Progress to the Flying Humvee and enabling a revolution if door to door air travel up to 400 mile ranges

Aviation Week – “Flying Humvees” being designed by AAI and Lockheed Martin have made it through to the second phase of DARPA’s Transformer (TX) program – but the sheer scale of the challenges in producing a fly-drive tactical vehicle is becoming clear.

Transformer is not simply a roadable aircraft – it is a four-seat vehicle that must be able to drive off-road, survive small-arms fire, and rapidly reconfigure into an aircraft that can take off and land vertically and be flown without pilot training.

Phase 2 of the Transformer program is heading for preliminary design reviews at the end of the third quarter of fiscal 2012, after which DARPA will decide whether to select one team to proceed into Phase 3, which would culminate in prototype ground and flight demonstrations in mid-fiscal 2015.

Cost is also a challenge, with DARPA aiming for around $1 million a copy compared with $400,000 for a Humvee and $4 million for light helicopter.

The Terrafugia Transition roadable has a base cost of $279,000 The flying humvee will be able to have a jump takeoff without runway which can enable door to door commuter flying.

AAI’s TX is a 7,500lb vehicle with an unpowered rotor for VTOL, a fold-out wing for cruise and a ducted fan for propulsion. A single 1,200shp Honeywell HTS900 turboshaft generates power to drive the four electric wheel motors, spins up the rotor for a “jump” take-off and drives the 56in-diameter ducted fan in forward flight. Ground speed is up to 80mph; flight speed range is 50-155kt; maximum altitude is 10,000ft.

Using Cartercopter’s slowed rotor/compound technology, AAI’s TX is essentially an autogyro with wings

Lockheed Martin’s TX (below) is a 7,000lb vehicle with ducted fans that tilt from horizontal for VTOL and to vertical for forward flight. The 8.5ft outside-diameter fans are attached to a lifting-body center wing section mounted above the vehicle. This houses a pair of turboshaft engines that drive the fans and has a trailing-edge flap to increase lift at low speed. Flight speed is up to 130kt.

Wired question the need for the military need for the vehicle

Darpa wants the Transformer to do a lot. It’s got to take off — vertically — and be flyable by non-pilots. It’s got to both be armored enough to handle small arms fire and fuel-efficient enough to carry up to 1,000 pounds of freight for 250 miles on a single tank of gas. (Which is why AAI’s design, pictured above, incorporates a diesel engine.) And it’s got to seat four troops.

And to be a spoilsport: It’s difficult to imagine a military problem that the Transformer actually solves.

I would note that if the specifications can be achieved then the vehicle would enable civilian flying cars for commuting inside of cities. It would expand the number of small civilian flying vehicles from 200,000 for the entire USA to perhaps a few million. A civilian version would not need to be bullet proof.

Robotic air taxis and pocket airports would revolutionize transportation in large cities with traffic problems.

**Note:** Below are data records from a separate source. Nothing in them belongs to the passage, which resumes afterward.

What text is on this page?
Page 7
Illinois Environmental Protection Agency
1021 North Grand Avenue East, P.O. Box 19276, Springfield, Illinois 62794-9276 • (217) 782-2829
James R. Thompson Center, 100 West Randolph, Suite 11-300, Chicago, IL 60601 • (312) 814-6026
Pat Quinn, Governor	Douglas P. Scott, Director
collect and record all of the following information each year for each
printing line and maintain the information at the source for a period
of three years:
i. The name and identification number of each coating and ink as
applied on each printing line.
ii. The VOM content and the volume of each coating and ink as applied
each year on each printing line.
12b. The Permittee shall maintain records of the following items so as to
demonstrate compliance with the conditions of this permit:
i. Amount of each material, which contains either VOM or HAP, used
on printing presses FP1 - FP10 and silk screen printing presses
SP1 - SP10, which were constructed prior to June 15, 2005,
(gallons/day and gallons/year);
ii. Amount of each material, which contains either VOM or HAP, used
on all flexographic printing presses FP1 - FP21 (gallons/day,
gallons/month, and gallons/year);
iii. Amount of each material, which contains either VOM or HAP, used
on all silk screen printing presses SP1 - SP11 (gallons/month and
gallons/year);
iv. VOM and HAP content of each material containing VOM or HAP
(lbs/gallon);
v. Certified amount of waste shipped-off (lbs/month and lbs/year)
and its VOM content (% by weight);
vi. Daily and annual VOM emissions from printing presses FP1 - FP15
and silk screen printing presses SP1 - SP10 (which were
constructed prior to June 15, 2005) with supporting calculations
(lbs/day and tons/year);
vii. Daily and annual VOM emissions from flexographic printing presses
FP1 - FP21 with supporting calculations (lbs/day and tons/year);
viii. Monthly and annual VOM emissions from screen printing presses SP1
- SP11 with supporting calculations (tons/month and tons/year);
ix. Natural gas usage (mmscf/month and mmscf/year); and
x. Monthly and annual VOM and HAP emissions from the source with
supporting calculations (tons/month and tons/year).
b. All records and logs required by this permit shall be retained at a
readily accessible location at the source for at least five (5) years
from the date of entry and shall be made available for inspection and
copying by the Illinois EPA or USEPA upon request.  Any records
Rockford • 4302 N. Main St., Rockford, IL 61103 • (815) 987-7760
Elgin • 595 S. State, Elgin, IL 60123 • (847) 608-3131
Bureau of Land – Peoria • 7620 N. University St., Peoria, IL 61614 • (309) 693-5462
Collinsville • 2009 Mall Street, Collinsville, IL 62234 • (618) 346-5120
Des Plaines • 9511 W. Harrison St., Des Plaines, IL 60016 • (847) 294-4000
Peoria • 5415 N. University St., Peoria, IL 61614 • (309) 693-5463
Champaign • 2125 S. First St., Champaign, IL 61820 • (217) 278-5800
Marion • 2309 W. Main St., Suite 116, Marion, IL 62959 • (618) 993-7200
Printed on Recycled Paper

Robotic air taxis could be deployed in some moderate volume of a few thousand per year by 2020.

A network of pocket airport infrastructure necessary to realize this model would cost only a fraction of the cost of adding lanes to the existing freeways, which typically cost $20M per mile. These cost savings are even more impressive when compared to subsidized transit systems, as evidenced by the recent cost of a Bay Area Rapid Transit extension that cost $161M per mile.

The great promise of GQ V/ESTOL aircraft as a transportation solution is that they can complement commercial air travel by restoring its door-to-door trip speeds, by eliminating ground travel delays. The Green Flight Challenge program can efficiently promote such transformative aircraft as a path toward a potentially enormous new market. GFC can trump the Innovator’s Dilemma that afflicts civil aviation today.